Word that a gunman had killed seven people at mushroom farms in a scenic coastal stretch of Northern California came just hours after Gov. Gavin Newsom spoke of his fatigue and frustration with mass shootings.

“I can’t keep doing them,” he told reporters earlier Monday in Monterey Park, where 11 people were killed at a dance studio. “Saying the same thing over and over and over again, it’s insane.”

Yet Gov. Newsom was in Half Moon Bay on Tuesday to address the third mass shooting in just over a week in a state with some of the nation’s toughest gun laws and lowest gun death rates.

His voice brimming with anger and emotional at times, Gov. Newsom said he consulted notes he used at past mass shootings: the slaying of 12 at a Thousand Oaks country and western bar in 2018; the killing of three and wounding of 17 at the 2019 Gilroy Garlic Festival; the slaying of nine workers at a San Jose rail yard in 2021.

“I started writing in ‘Monterey Park,’” Gov. Newsom said. “And now I gotta write in, ‘Half Moon Bay.’ What the hell is going on?”

A 66-year-old farm worker was booked on murder and attempted murder charges after shooting eight people, killing seven, in a crime authorities said was a case of workplace violence in the rich agricultural area that lies between the Pacific Ocean and coastal mountains.

In Monterey Park, a 72-year-old gunman shot up a dance hall in an Asian-American community that had been celebrating Lunar New Year’s Eve on Saturday night, wounding nine people in addition to the 11 killed.

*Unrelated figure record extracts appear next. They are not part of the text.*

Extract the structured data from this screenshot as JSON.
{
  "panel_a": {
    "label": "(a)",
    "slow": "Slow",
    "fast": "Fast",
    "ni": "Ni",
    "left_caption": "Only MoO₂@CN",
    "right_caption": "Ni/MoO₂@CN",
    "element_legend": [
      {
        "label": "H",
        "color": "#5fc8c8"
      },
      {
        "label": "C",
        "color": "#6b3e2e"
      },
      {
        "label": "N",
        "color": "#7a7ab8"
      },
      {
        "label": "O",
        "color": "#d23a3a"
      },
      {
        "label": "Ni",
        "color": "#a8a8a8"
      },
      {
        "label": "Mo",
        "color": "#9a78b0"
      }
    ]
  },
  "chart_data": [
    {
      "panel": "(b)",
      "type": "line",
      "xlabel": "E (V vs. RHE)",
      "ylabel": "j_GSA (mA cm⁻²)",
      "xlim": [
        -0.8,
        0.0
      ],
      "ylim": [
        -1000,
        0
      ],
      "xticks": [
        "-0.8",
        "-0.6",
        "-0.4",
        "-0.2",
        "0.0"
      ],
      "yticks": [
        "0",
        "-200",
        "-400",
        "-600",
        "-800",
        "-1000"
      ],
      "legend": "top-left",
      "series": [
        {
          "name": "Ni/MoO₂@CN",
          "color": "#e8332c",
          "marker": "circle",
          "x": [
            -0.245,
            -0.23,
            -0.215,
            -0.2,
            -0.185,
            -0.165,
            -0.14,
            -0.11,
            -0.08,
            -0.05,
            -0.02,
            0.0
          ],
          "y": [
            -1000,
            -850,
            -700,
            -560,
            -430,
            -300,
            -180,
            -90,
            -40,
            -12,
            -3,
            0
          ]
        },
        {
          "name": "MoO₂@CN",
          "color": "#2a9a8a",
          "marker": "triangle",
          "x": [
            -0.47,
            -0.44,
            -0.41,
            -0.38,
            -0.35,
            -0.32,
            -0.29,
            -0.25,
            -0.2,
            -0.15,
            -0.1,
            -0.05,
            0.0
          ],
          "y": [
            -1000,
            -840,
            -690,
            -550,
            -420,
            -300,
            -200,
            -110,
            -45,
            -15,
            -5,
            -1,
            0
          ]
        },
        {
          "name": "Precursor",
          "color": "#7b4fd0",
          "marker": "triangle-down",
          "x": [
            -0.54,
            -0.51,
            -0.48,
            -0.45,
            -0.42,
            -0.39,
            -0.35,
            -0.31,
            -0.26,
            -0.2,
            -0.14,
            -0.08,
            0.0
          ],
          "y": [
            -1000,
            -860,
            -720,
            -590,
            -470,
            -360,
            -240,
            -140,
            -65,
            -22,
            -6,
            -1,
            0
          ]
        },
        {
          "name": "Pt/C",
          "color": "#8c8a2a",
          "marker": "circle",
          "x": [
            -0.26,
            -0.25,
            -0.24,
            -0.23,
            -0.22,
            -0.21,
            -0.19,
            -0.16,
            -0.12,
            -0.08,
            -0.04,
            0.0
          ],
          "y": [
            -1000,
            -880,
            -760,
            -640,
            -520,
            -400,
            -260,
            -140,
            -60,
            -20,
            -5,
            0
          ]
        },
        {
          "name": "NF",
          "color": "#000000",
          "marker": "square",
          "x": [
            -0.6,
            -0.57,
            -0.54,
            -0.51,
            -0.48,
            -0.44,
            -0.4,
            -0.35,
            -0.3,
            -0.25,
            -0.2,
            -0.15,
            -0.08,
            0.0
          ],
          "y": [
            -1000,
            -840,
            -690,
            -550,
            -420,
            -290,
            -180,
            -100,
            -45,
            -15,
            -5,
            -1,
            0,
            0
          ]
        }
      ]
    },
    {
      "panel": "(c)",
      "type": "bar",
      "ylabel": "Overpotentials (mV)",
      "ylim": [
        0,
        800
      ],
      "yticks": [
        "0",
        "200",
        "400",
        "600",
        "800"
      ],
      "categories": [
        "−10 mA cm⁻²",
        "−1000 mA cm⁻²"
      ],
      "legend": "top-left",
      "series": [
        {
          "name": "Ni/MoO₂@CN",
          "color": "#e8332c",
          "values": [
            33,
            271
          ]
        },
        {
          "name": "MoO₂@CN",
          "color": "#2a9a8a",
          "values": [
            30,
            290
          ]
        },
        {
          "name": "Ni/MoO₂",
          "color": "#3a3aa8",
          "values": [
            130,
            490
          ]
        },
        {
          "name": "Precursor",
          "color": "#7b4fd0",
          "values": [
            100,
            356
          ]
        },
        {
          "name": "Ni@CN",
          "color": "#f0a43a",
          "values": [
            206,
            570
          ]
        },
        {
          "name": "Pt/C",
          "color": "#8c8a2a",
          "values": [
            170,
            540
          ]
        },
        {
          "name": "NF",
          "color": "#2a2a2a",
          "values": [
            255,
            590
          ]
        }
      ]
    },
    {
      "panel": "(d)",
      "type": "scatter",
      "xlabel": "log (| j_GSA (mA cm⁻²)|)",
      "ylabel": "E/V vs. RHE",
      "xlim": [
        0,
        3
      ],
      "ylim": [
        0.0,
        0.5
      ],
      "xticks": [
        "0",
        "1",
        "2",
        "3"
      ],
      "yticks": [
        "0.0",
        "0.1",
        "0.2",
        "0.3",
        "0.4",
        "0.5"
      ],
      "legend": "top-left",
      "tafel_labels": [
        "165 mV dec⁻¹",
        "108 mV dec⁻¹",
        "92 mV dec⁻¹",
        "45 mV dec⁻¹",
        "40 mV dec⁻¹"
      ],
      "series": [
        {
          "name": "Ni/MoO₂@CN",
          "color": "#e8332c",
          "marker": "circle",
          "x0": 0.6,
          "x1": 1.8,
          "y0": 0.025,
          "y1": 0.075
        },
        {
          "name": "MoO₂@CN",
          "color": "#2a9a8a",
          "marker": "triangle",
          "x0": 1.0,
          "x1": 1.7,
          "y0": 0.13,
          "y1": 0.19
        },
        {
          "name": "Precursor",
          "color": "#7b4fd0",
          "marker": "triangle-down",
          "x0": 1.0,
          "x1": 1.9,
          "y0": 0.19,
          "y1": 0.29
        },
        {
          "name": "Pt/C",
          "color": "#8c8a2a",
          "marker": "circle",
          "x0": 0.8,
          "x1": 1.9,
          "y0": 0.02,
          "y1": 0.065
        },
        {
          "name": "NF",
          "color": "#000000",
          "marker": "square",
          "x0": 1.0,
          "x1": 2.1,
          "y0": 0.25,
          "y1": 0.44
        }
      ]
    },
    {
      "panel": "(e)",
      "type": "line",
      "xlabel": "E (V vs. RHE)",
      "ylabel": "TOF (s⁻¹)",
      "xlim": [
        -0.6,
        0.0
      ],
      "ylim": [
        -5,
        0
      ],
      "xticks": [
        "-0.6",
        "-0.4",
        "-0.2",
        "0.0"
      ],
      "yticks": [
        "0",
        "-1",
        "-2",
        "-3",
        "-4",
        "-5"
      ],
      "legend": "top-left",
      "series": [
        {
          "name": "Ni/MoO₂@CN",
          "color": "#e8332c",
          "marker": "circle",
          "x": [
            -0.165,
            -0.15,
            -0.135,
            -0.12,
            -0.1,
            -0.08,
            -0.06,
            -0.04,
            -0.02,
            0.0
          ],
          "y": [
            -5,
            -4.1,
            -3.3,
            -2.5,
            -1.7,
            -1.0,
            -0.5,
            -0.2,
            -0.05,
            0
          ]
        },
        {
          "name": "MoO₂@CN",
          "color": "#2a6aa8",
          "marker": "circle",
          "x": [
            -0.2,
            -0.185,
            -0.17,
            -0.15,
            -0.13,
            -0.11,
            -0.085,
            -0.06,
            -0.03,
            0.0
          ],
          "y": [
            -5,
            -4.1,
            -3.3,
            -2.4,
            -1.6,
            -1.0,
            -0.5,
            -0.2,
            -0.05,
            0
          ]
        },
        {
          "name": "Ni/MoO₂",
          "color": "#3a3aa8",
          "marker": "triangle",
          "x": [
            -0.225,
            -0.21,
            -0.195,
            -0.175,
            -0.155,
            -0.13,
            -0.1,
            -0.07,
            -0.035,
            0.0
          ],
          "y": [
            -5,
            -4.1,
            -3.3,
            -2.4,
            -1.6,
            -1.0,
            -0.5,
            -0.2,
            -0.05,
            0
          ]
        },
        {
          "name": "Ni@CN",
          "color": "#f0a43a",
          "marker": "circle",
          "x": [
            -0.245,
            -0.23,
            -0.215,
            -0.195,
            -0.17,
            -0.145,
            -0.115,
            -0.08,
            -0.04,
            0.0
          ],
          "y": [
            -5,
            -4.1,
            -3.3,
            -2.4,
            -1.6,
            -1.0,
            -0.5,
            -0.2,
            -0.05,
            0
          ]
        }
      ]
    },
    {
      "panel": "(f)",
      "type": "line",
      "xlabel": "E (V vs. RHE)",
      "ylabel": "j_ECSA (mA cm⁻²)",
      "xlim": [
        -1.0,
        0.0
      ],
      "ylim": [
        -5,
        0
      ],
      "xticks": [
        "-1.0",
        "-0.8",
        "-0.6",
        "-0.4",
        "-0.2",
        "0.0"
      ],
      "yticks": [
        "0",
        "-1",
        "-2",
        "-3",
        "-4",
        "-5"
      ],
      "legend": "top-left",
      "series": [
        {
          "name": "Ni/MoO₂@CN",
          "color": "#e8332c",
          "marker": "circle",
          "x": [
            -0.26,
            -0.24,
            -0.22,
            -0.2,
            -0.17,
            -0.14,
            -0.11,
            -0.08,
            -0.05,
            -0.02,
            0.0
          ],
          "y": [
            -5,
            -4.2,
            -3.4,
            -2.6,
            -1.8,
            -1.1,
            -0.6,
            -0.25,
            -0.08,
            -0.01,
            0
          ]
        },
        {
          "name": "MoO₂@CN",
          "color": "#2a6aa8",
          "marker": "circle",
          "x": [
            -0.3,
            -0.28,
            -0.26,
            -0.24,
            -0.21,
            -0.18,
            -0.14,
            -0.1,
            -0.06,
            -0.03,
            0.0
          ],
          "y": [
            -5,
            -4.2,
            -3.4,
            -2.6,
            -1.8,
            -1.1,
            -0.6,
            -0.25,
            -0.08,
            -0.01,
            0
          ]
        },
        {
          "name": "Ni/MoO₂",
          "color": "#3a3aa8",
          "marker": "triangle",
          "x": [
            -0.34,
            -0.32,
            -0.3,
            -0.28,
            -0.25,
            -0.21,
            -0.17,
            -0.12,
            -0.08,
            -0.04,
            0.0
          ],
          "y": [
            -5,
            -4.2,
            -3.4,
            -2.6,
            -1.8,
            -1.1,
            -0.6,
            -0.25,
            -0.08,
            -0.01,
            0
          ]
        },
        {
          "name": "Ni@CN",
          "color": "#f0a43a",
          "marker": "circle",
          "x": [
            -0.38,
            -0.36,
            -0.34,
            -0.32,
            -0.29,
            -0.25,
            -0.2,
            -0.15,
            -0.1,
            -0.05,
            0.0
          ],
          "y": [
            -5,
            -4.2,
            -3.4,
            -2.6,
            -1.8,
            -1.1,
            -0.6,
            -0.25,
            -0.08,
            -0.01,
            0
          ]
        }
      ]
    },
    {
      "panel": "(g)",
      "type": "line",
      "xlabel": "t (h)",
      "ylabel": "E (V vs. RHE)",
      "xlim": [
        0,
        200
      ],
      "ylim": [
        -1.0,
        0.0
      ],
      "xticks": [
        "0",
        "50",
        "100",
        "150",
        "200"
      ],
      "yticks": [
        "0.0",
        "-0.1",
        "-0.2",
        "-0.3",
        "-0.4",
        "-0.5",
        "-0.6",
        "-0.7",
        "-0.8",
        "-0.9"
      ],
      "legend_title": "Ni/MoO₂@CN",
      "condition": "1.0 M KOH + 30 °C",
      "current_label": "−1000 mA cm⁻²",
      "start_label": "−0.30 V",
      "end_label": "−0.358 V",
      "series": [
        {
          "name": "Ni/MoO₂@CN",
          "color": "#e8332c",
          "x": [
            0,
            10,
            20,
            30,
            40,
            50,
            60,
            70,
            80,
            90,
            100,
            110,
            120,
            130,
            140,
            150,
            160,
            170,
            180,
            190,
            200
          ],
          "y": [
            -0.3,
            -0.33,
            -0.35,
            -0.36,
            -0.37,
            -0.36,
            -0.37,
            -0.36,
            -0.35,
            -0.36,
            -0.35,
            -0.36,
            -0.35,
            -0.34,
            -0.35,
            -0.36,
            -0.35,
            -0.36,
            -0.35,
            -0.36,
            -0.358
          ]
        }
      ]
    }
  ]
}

The gunman later took his own life.

A week earlier, at least two assailants fatally shot a 16-year-old mother clutching her 10-month-old baby, and killed four others in a brazen attack in a Central California farming community that remains unsolved.

“Our hearts are with the people in California,” President Biden said Tuesday at a meeting with Democratic congressional leaders. “They’ve been a rough, rough couple of days.”

President Biden noted that Sen. Dianne Feinstein, D-Calif., introduced an assault weapons ban, and he urged lawmakers to pass it.

Gov. Newsom also called for stronger gun safety laws and took particular aim at the large capacity magazines — like the one the dance studio gunman had — and what he called “weapons of damn war.”

“It’s said all the time: ‘Only in America,’” he said. “No. 1 in gun ownership, No. 1 in gun deaths. It’s not even complicated.”

The recent slayings moved California up five slots to 26th place on the number of fatal mass shootings per capita in the U.S. since 2006, according to a USA TODAY/ AP/Northeastern University mass killing database. The database only counts killings of at least four people.